One problem I encountered while using model.nvim with my personal wiki was the disappointing results it produced. Despite my efforts to create a complex chain of language models using Langchain, the output did not meet my expectations. The generated text did not accurately reflect my writing style, and it struggled to effectively edit or act as an editor of my work.

The problem is that models trained for general tasks suck hard at emulating an arbitrary writing style. Even when describing my style and supplying several samples with relevant material using a Vectorstore of my personal wiki the model is unable to write in a style that doesn't just read like a generic content-farm. I've varied the prompt so many times and have not found any settings satisfactory for editing or generating anything that sounds like me.

Likely the solution to this problem involves training a model locally using the llama2 model I use right now as a base for transfer learning.

Funnily enough I completely forgot the phrase “transfer learning” while drafting the above paragraph. I still knew what I wanted to describe, however, so I consulted an instruction-tuned LLM for the answer right from Neovim. I have not rigged chatting in model.nvim up to my Langchain chains yet so this is using gpt-3.5-turbo-1106 from OpenAI. Quick conversations like this have largely replaced Googling for simple things like this for me. It's surprising how much more convenient and accurate it is, even with tasks one would expect it not to excel at. Below wallpaper source is @vinneart.

Configuring Langserve + Langchain

I'm not posting my whole langchain repo because it's a bit of a mess but here is how a chain (my code assistant for instance) is served with Langserve.

# main.py

from fastapi import FastAPI
from langserve import add_routes
from chain import LlmChains

app = FastAPI(title="Retrieval App")

llm_chains = LlmChains()
add_routes(app, llm_chains.chain_codellama_coding_assistant(), path="/codellama-coding-assistant")

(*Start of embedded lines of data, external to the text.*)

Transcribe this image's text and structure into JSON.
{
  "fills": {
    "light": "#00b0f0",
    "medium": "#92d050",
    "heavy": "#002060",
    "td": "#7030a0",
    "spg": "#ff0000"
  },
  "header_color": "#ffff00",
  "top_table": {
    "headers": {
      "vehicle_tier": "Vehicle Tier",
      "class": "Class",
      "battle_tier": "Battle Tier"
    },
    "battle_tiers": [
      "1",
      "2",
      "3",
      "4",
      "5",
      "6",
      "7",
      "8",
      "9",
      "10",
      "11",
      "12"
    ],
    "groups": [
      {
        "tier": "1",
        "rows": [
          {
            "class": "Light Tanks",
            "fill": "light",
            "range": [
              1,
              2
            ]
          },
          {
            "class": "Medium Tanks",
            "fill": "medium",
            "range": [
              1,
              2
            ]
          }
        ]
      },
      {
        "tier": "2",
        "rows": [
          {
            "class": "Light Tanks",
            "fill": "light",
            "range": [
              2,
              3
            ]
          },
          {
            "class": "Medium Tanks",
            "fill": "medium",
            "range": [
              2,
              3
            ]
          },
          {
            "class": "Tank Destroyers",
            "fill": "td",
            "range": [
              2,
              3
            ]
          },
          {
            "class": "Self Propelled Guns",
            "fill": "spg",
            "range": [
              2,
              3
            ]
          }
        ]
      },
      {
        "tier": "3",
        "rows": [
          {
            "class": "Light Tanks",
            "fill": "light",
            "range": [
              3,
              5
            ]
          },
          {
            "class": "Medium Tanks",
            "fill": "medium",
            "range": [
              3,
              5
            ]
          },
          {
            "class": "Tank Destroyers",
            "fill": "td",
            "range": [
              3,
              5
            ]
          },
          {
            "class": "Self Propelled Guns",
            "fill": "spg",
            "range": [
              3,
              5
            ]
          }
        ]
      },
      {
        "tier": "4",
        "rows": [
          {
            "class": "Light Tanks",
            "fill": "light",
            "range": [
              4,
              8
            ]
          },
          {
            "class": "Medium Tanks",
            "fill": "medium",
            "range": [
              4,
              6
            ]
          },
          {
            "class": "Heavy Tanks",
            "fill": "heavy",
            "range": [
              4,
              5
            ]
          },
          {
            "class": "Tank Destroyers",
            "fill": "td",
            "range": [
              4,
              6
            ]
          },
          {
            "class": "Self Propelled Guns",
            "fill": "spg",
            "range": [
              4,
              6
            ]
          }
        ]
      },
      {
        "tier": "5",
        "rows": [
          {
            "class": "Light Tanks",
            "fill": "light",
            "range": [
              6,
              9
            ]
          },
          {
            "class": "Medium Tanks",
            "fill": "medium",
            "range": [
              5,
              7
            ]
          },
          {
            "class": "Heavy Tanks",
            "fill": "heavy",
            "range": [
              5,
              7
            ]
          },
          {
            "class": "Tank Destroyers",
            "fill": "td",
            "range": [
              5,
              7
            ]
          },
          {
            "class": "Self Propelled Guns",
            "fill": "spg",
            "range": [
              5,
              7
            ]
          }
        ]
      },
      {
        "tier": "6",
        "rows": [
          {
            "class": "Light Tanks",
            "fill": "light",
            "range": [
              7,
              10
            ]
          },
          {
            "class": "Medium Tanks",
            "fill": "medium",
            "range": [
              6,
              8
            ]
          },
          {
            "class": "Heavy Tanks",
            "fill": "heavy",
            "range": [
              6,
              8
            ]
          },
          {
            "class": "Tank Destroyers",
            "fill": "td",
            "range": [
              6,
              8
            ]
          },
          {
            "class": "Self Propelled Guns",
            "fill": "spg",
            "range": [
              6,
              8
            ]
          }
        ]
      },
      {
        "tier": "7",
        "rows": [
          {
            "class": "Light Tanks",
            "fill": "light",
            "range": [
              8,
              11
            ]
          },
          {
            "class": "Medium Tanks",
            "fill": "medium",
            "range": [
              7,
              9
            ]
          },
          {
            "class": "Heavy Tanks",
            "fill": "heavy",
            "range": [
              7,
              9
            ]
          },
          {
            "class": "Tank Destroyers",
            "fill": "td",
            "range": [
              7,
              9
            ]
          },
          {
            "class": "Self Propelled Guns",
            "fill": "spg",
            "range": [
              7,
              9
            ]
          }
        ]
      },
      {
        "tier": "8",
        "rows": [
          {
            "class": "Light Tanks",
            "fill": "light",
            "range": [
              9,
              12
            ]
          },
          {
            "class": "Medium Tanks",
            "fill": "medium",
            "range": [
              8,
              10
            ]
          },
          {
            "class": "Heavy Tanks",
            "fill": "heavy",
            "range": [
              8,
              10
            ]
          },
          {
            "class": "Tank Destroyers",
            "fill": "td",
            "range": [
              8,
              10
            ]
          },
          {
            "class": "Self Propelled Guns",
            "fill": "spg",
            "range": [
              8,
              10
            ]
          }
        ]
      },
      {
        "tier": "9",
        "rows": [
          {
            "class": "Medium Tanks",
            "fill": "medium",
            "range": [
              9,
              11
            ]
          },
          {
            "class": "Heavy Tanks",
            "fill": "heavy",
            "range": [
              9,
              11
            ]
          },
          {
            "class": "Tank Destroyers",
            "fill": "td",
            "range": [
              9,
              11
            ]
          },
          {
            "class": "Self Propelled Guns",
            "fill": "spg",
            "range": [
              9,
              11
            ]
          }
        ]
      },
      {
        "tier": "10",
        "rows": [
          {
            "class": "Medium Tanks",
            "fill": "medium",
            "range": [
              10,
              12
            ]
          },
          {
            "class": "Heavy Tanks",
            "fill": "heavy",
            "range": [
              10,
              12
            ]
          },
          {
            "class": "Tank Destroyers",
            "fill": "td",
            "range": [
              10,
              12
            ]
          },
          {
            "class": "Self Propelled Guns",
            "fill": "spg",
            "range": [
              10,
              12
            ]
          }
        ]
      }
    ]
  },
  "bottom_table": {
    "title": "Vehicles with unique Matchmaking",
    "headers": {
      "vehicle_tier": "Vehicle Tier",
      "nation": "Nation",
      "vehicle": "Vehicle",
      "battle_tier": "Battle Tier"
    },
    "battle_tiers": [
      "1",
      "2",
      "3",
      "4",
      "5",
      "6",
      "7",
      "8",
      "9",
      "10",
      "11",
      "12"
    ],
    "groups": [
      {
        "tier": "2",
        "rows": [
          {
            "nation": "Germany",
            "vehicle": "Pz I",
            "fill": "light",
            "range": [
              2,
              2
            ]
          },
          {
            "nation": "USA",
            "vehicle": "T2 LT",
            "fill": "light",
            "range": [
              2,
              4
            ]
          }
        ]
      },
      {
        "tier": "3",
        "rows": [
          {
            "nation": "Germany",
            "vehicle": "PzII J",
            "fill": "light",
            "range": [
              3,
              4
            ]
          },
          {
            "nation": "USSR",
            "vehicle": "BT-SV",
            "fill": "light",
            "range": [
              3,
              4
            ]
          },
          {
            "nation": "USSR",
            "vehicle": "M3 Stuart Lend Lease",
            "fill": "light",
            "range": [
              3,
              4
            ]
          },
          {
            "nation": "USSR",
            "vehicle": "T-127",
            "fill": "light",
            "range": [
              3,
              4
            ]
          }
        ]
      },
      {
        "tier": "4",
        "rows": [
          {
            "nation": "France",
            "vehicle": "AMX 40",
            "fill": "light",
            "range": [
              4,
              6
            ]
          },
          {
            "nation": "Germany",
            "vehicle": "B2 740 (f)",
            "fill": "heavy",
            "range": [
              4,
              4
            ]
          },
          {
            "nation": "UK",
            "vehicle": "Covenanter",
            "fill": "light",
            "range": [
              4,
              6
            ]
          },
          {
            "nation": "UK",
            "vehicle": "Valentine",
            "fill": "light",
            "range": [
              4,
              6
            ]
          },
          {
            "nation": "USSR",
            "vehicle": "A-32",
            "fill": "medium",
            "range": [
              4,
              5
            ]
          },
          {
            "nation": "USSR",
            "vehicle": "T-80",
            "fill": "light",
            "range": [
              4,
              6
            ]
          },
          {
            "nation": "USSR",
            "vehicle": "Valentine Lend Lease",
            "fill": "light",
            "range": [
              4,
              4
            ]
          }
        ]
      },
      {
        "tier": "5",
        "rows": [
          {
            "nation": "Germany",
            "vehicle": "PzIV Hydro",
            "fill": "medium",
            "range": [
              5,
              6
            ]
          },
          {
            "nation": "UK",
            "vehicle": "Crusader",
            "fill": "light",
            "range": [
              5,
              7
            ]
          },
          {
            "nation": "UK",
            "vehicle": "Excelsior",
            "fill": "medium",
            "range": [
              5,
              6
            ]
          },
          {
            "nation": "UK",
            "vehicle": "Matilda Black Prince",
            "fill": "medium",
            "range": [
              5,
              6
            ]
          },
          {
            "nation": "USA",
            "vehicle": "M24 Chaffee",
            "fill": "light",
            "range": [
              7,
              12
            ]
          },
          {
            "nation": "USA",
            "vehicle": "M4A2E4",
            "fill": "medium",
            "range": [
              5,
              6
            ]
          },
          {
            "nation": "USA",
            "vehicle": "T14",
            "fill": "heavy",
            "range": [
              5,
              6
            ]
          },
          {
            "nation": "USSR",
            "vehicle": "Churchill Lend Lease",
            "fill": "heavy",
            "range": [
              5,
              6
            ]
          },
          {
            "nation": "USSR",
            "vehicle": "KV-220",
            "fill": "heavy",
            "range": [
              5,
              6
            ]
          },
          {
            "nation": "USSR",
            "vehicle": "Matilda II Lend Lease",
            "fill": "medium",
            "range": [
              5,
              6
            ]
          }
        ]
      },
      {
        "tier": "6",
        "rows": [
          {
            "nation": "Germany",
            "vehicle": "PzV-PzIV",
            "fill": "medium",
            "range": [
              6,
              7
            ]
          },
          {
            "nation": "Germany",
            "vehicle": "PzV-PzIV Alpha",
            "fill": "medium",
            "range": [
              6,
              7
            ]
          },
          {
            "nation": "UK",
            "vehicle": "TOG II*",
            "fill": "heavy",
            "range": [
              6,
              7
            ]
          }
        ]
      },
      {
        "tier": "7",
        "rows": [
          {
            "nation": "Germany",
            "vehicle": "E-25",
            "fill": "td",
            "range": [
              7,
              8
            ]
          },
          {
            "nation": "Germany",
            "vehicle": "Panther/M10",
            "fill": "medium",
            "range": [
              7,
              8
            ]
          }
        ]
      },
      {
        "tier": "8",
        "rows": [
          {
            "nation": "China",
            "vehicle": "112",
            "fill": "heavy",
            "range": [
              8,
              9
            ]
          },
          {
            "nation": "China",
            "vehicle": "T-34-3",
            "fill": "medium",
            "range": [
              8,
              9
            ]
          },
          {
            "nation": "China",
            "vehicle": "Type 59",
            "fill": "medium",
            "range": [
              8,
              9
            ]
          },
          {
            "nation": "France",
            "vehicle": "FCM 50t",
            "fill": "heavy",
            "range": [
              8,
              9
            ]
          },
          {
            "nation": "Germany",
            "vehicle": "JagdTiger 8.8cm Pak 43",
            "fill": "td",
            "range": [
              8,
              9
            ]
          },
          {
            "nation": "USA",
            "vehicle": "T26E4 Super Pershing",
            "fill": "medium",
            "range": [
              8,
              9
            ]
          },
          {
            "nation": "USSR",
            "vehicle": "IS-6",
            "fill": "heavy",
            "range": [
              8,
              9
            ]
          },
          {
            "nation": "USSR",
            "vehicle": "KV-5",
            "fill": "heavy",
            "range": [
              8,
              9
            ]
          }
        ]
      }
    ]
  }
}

if __name__ == "__main__":
    import uvicorn

    uvicorn.run(app, host='127.0.0.1')

… and here is the Langchain side of things for the code assistant.

# chain.py
from langchain.llms import LlamaCpp
from langchain.prompts import PromptTemplate

DEFAULT_LLAMA_CODE_PROMPT = PromptTemplate(
    input_variables=["before", "after"],
    template=" <PRE> {before} <SUF>{after} <MID>"
)

class LlmChains:
    chat_codellama_llm = LlamaCpp(
        model_path="/home/wesl-ee/ai/llm-models/codellama-13b.Q5_K_M.gguf",
        temperature=0.2,
        repeat_penalty=1.1,
        max_tokens=4096,
        context=8192,
        n_gpu_layers=41,
        n_batch=512,
        f16_kv=True,
        verbose=True,
    )

    def chain_codellama_coding_assistant(self):
        return DEFAULT_LLAMA_CODE_PROMPT | self.chat_codellama_llm

Codellama was actually trained on a 16k context window but I can't fit that whole window into VRAM with this particular 13b model, so 8k it is :) When offloading all layers to the GPU I see 56.20 tokens per second with these parameters. I could afford to run some of this on CPU to nail that 16k context window as I have a comical 76GiB of RAM available on this machine but CPU inference is slower; I can comfortably load about half the layers on my 3090 if I double the context window to 16k but that pulls my speed down to about 3.7 tokens per second for the same model. We are not even going to attempt to run 34b as that would require either a very tiny window or too much on the CPU.

In any case, the prompt template here, <PRE> {before} <SUF>{after} <MID> took me so long to get right but works well now, as long as I use the trick I showed earlier about entering the model.nvim command in insert-normal mode with <C-o>.

So far, after a week of usage, I have blown a full $0.17 USD on OpenAI credits for queries. A far better deal than paying for Copilot at $19 / mo or ChatGPT Plus at $20 / mo.